A group of scientists from the University of California has “resurrected“Nine ancestral versions, recovered in finds that cross around 70 million years of the history of primates, of the enzyme Adh4that is, the first enzyme that ethanol encounters in our body when we ingest it. The result is surprising: almost all these enzymes were ineffective against ethanol, but about 10 million years ago one appeared mutation who changed the cards to the table. In one step, the efficiency of the ADH4 in metabolizing the ethanol increased 40 times.
This epochal moment coincides with the transition to a more terrestrial life: on the ground, the fruits collected were more than fermentation and therefore were richer in alcohol. Who knew how to exploit this resource had a energy advantage. A small genetic mutation thus turned into a crucial adaptation for survival.

Putting these pieces together leads us to a clear conclusion: the predisposition to alcohol is The result of a long coeximation. Our ancestors have regularly met small doses of ethanol in fermented fruits and a genetic mutation has made it easier to metabolize it.

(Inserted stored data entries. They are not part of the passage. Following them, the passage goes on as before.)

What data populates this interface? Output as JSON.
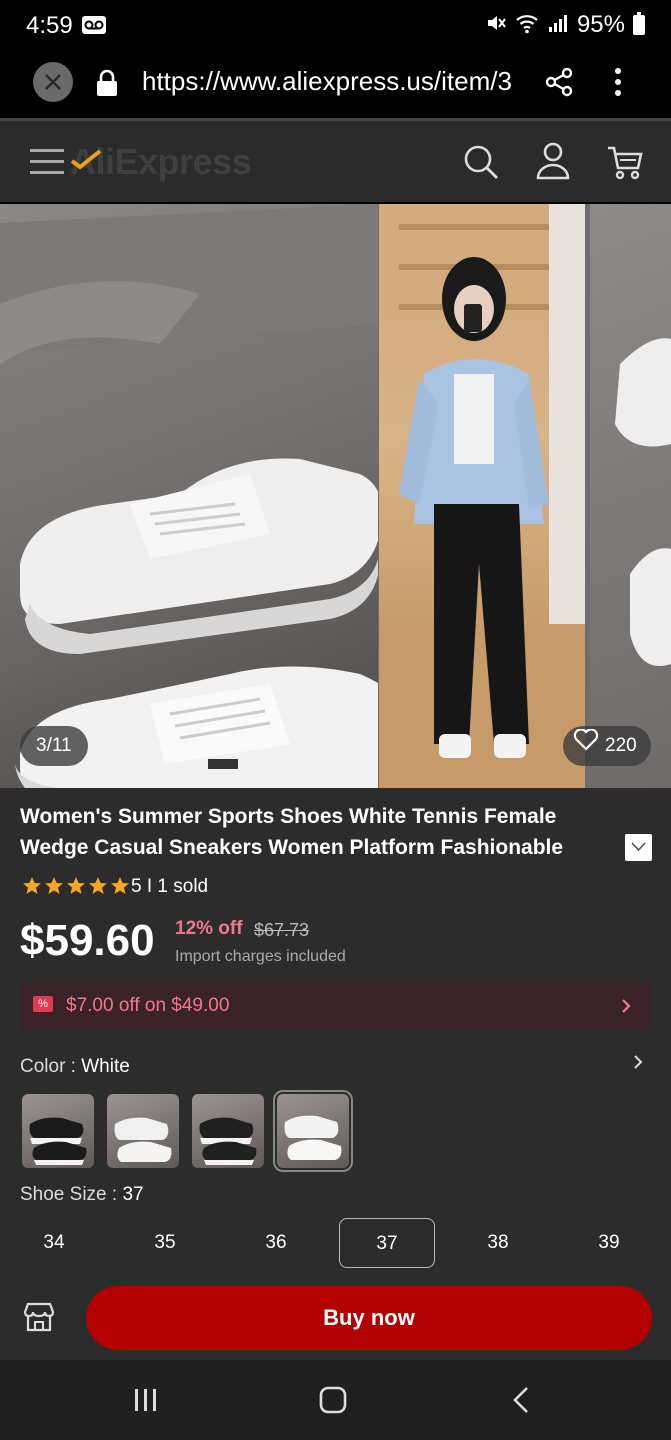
{
  "status_bar": {
    "time": "4:59",
    "battery": "95%"
  },
  "browser": {
    "url": "https://www.aliexpress.us/item/3"
  },
  "header": {
    "logo": "AliExpress"
  },
  "gallery": {
    "counter": "3/11",
    "likes": "220"
  },
  "product": {
    "title": "Women's Summer Sports Shoes White Tennis Female Wedge Casual Sneakers Women Platform Fashionable",
    "rating_stars": 5,
    "sold": "5 I 1 sold",
    "price": "$59.60",
    "discount": "12% off",
    "old_price": "$67.73",
    "import_note": "Import charges included",
    "coupon": "$7.00 off on $49.00",
    "coupon_tag": "%",
    "color_label": "Color : ",
    "color_value": "White",
    "size_label": "Shoe Size : ",
    "size_value": "37",
    "sizes": [
      "34",
      "35",
      "36",
      "37",
      "38",
      "39"
    ],
    "selected_size_index": 3,
    "selected_color_index": 3
  },
  "actions": {
    "buy_now": "Buy now"
  },
  "colors": {
    "accent_red": "#b30000",
    "pink": "#f2778e",
    "star": "#f5a623"
  }
}
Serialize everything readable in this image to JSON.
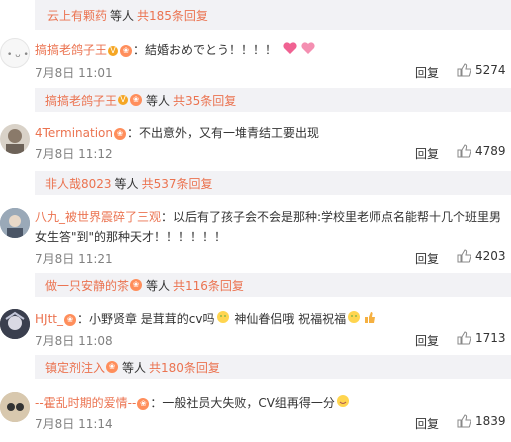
{
  "reply_bars": [
    {
      "user": "云上有颗药",
      "deng": "等人",
      "count": "共185条回复"
    },
    {
      "user": "搞搞老鸽子王",
      "deng": "等人",
      "count": "共35条回复"
    },
    {
      "user": "非人哉8023",
      "deng": "等人",
      "count": "共537条回复"
    },
    {
      "user": "做一只安静的茶",
      "deng": "等人",
      "count": "共116条回复"
    },
    {
      "user": "镇定剂注入",
      "deng": "等人",
      "count": "共180条回复"
    }
  ],
  "comments": [
    {
      "user": "搞搞老鸽子王",
      "text": "：結婚おめでとう！！！！",
      "date": "7月8日 11:01",
      "reply": "回复",
      "likes": "5274"
    },
    {
      "user": "4Termination",
      "text": "：不出意外，又有一堆青结工要出现",
      "date": "7月8日 11:12",
      "reply": "回复",
      "likes": "4789"
    },
    {
      "user": "八九_被世界震碎了三观",
      "text": "：以后有了孩子会不会是那种:学校里老师点名能帮十几个班里男",
      "text2": "女生答\"到\"的那种天才！！！！！！",
      "date": "7月8日 11:21",
      "reply": "回复",
      "likes": "4203"
    },
    {
      "user": "HJtt_",
      "text": "：小野贤章 是茸茸的cv吗",
      "text_b": " 神仙眷侣哦 祝福祝福",
      "date": "7月8日 11:08",
      "reply": "回复",
      "likes": "1713"
    },
    {
      "user": "--霍乱时期的爱情--",
      "text": "：一般社员大失败，CV组再得一分",
      "date": "7月8日 11:14",
      "reply": "回复",
      "likes": "1839"
    }
  ],
  "colors": {
    "accent": "#eb7350",
    "meta": "#808080",
    "reply_bg": "#f2f2f5"
  }
}
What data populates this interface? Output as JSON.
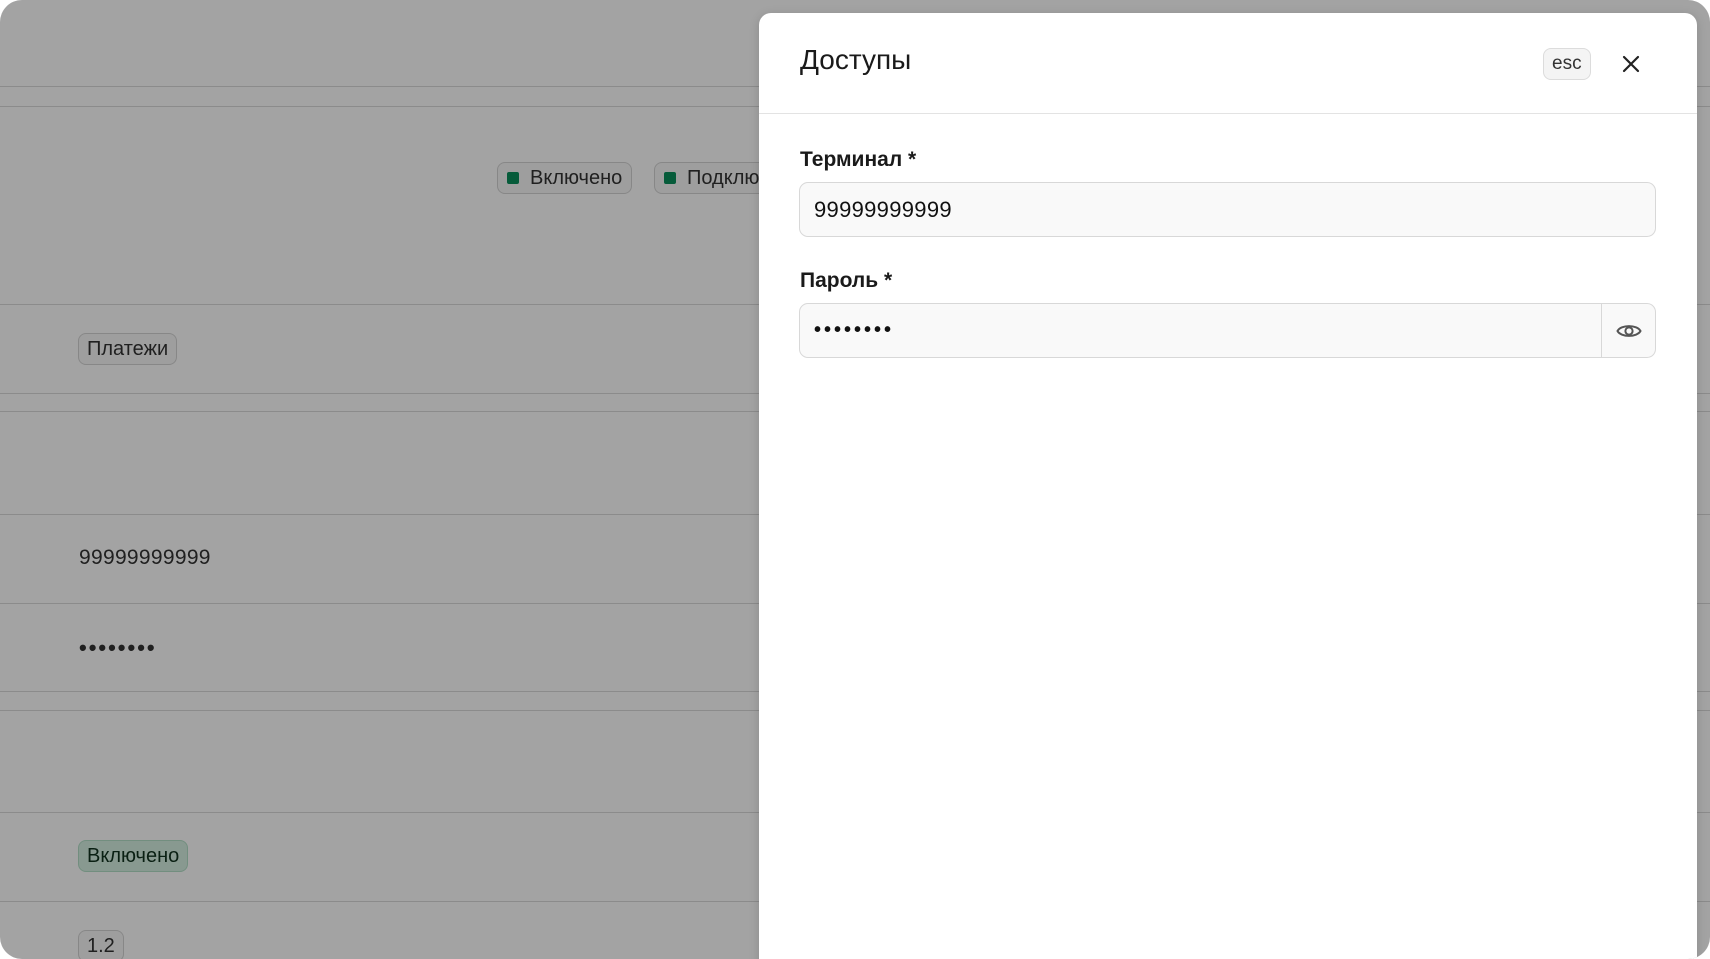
{
  "background": {
    "status_badge_enabled": "Включено",
    "status_badge_connected": "Подключ",
    "section_tag": "Платежи",
    "terminal_value": "99999999999",
    "password_value": "••••••••",
    "enabled_tag": "Включено",
    "version_tag": "1.2"
  },
  "dialog": {
    "title": "Доступы",
    "esc_hint": "esc",
    "terminal_label": "Терминал *",
    "terminal_value": "99999999999",
    "password_label": "Пароль *",
    "password_value": "••••••••"
  },
  "colors": {
    "accent_green": "#0a8f5c",
    "overlay": "rgba(0,0,0,0.36)"
  },
  "icons": {
    "close": "close-icon",
    "eye": "eye-icon"
  }
}
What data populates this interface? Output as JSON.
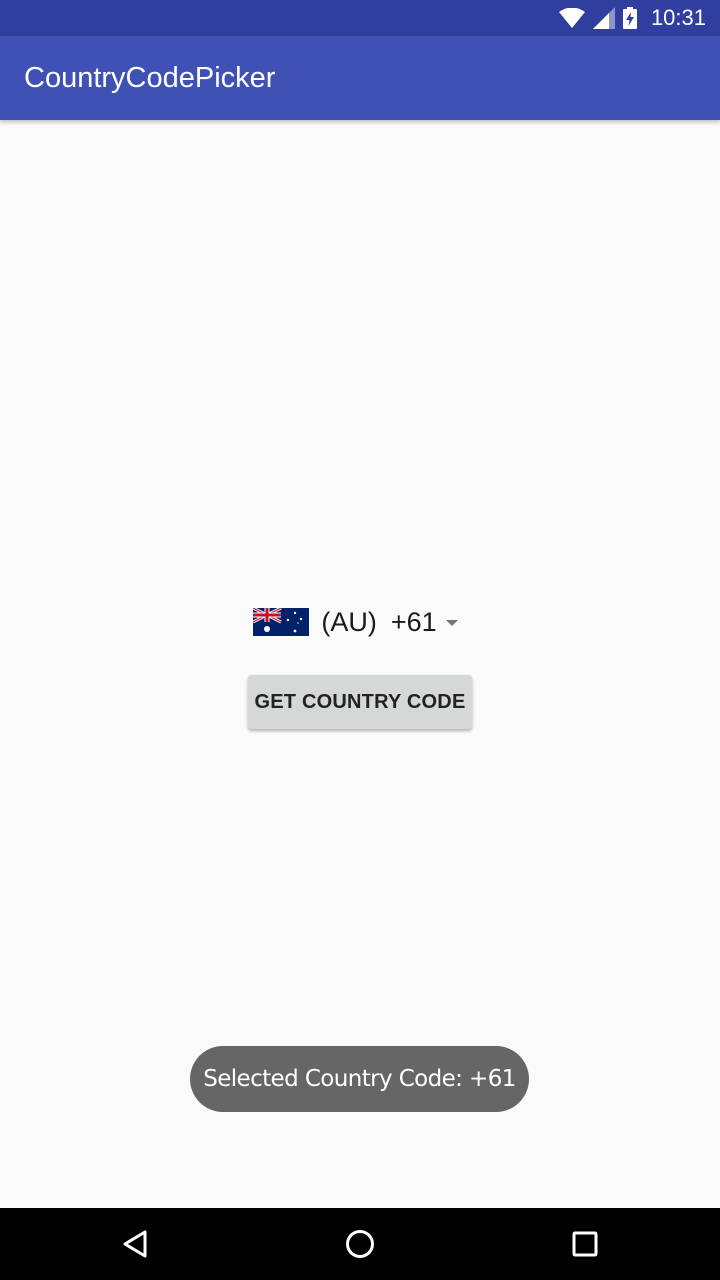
{
  "status_bar": {
    "time": "10:31",
    "icons": [
      "wifi-icon",
      "cell-signal-icon",
      "battery-charging-icon"
    ]
  },
  "app_bar": {
    "title": "CountryCodePicker"
  },
  "picker": {
    "flag": "australia-flag-icon",
    "country_abbr": "(AU)",
    "country_code": "+61",
    "dropdown": "dropdown-arrow-icon"
  },
  "button": {
    "label": "GET COUNTRY CODE"
  },
  "toast": {
    "message": "Selected Country Code: +61"
  },
  "nav_bar": {
    "items": [
      "back-icon",
      "home-icon",
      "recents-icon"
    ]
  },
  "colors": {
    "status_bar": "#303f9f",
    "app_bar": "#3f51b5",
    "background": "#fafafa",
    "button": "#d6d7d7",
    "toast": "#666666",
    "nav_bar": "#000000"
  }
}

Ethanol is present throughout the animal and vegetable world
Alcohol, however, is not just a question of primates. A study by Dr. Bowland and his team shows that Hitanol is widespread throughout the animal and vegetable kingdom. In the wild fruits of Sorbo or whites, in Finland, the concentrations oscillate between the 0.05 and 0.41% ABV (alcohol in volume); In Israel, figs and dates almost reach the1%; In the tropics, the figures splash up, up to a maximum of the 10.3% recorded in palm fruits (Astrocaryum Standleyanum) collected in Panama.
It is not surprising then that many animals have developed specific adaptations. The fruit midges (Drosophila) live and reproduce in environments with ethanol beyond the 4%coming to the 15% in contexts influenced by man, e they metabolize alcohol with extraordinary efficiency. These examples question the idea that only humans have to do with alcohol: in reality, ethanol is integral part of ecosystemsa substance that influences relationships between plants, yeasts, insects and mammals.